"It was imprudent of us, in the first place, to become authors. We could have become something regular, but we managed not to.
We were lucky, but we were also determined." Roy Blount Jr

"I don’t change the facts to enhance the drama. I think of it the other way round, the drama has got to fit the facts,
and it’s your job as a writer to find the shape in real life."
Hilary Mantel

Thursday, April 17, 2008

Hare in the AM. Bear in the PM.

Yesterday consisted of lots of legislating, bracketed by two wildlife encounters.

When last I wrote, I was on my Tartan Day lunch break, wishing I were at the Lodge with the snowshoe hare I'd spotted. Things didn't look good for a short session. It took all morning for the House to deal with two education bills. (A kindergarten funding bill and an adequacy costing bill.)

Returning to Reps Hall, we carried on with other things. Like requiring youth and children to wear age- and size-appropriate head-safety helmets on snowmobiles and ATV's and OHRV's. Requiring home inspectors to be licenced. The usual stuff.

And then we prohibited a procedure called resomation, after a tortured and gacky debate. It wasn't a topic we enjoyed discussing on a full stomach. You probably don't need to know about resomation, unless you're into creepy medical stuff and forensics like my ex-doctor bestselling author friend Tess Gerristsen--who probably already does. If you want some basic info, go here. We decided the Granite State didn't need to be the first one in the US of A to legalise this procedure, used in Europe for the mass disposal of mad cows and such. I think it was the comments linking "vermin" and the residue of resomated bodies that did the trick. That particular quote was printed in this morning's paper--I stumbled across it while eating breakfast. Gack.

Our last bill of the day was the one that drew an interested crowd of activists and the television cameras and other media: House Resolution 24, urging the Congress to impeach President Bush and Vice President Cheney. The committee that heard the bill judged it Inexpedient to Legislate.

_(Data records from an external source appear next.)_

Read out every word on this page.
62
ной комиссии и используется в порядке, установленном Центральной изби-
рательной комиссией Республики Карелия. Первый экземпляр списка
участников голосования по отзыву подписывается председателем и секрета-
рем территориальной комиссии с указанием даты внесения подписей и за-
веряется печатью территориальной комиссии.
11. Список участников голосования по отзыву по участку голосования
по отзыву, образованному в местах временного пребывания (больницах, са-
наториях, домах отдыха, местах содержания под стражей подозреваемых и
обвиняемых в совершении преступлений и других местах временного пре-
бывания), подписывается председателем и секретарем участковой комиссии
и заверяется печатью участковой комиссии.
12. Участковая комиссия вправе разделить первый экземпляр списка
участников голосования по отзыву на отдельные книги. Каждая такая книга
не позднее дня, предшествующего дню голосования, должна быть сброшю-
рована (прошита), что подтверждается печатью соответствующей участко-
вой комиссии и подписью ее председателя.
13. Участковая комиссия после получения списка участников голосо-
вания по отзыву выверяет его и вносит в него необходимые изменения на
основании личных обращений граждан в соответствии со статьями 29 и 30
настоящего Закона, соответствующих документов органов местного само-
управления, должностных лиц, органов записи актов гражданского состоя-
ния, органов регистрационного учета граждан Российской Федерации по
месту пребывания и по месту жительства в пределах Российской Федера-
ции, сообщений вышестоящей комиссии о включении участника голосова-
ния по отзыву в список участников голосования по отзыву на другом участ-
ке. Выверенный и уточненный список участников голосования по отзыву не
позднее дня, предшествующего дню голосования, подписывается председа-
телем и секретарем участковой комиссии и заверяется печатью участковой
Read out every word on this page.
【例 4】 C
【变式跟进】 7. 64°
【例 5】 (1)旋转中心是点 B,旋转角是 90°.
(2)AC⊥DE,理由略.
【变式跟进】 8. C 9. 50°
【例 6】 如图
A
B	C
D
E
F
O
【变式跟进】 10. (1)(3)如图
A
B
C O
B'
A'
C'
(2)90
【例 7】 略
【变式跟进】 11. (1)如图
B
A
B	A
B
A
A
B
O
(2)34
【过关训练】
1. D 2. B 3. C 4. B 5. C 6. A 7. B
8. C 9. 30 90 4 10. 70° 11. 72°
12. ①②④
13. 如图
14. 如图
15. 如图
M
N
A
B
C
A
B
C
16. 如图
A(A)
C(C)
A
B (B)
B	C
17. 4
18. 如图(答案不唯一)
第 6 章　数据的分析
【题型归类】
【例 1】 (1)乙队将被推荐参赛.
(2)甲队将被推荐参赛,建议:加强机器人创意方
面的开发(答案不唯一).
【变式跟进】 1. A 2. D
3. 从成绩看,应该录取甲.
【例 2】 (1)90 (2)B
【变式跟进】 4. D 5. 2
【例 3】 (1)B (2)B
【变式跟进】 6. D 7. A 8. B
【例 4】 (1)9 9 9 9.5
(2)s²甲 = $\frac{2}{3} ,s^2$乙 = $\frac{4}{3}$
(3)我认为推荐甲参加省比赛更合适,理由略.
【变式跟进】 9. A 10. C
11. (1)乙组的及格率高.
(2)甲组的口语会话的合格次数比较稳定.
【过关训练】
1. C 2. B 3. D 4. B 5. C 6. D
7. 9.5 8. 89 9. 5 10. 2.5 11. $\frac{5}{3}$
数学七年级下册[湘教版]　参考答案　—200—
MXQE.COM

I received around 200 emails urging me to pass the resolution. Of those for which the writers identified a location, most came from PA, and a fair number from the way west--OR, WA, CA. About 3 of those emails originated in my own state. And I got only 1 from an actual constituent.

There was an impassioned and well-reasoned speech by the prime sponsor. Some thoughtful and cogent objections from both the majority and the minority. In the end, the resolution was tabled. In effect, the thing--if not the sentiments, which probably most of the majority shared--is dead.

It was a long afternoon, and after the session there was a legislative reception hosted by the highly leveraged and financially unstable entity that is buying out Verizon's telephone lines in NH, VT, and ME. Having received voluminous correspondence and petitions from my constituents and other citizens of this state opposing the sale, and having myself expressed strong opposition to the Public Utilities Commission on more than one occasion, I chose not to attend. On principle. These gatherings are standard and I can't fault the prospective owners of the land lines for wanting to ingratiate themselves with the legislators. It's standard operating procedure. But I just didn't feel like eating their food. Call me a sore loser, I don't care. I harbour grave concerns about this deal and its impact on the state.

The Chap and I saw the first hour of the Travesty ABC News Tried to Pass Off as a Political Debate, before tuning into American Idol, then back to MSNBC for post-debate "analysis".

It was nearly bedtime when we heard an echoing thud on the big deck.

I was on my feet and off the sofa in a flash. The sleepy-eyed dogs looked at me like I was nuts.


On radio and in the paper I'd been exposed to notifications from NH Fish & Game that our black bears were waking up and moving about and bird feeders should come inside. But, silly me, I hadn't yet put my intent into practise. I thought there was too much snow in the woods still. And our bear never shows up until May.


The girls were oblivious, but they raced upstairs with us. From the windows we could see the bear in the drive, an enormous lumbering black shape on all fours, moving away from the Lodge.

I grabbed the camera and stepped onto the deck, while the Chap held onto the dogs' collars.

One of my tube feeders, the one that holds safflower seeds, was swinging on its wire (supposedly too high for a bear to reach). A chunk of it was missing.

So was the bear.

I grabbed the intact thistle feeder and scooted inside.

This morning, I confronted the evidence.

Exhibit A

Exhibit B

Jewel learns what a bear smells like.

So does Ruth.

I'm guessing the bear--most likely our local sow--whacked the feeder with her paw. Usually she stomps on it, too, but not this time.

I've hanged/hung a different safflower feeder this morning, and the thistle feeder. But I'll be bringing them inside at dusk from now on.

As we say round here at this time of year, Something's Bruin in New Hampshire.

No really, we do. There's even a bumper sticker!

What's really embarrassing about this episode, for me, is that my legislative committee is...Fish & Game.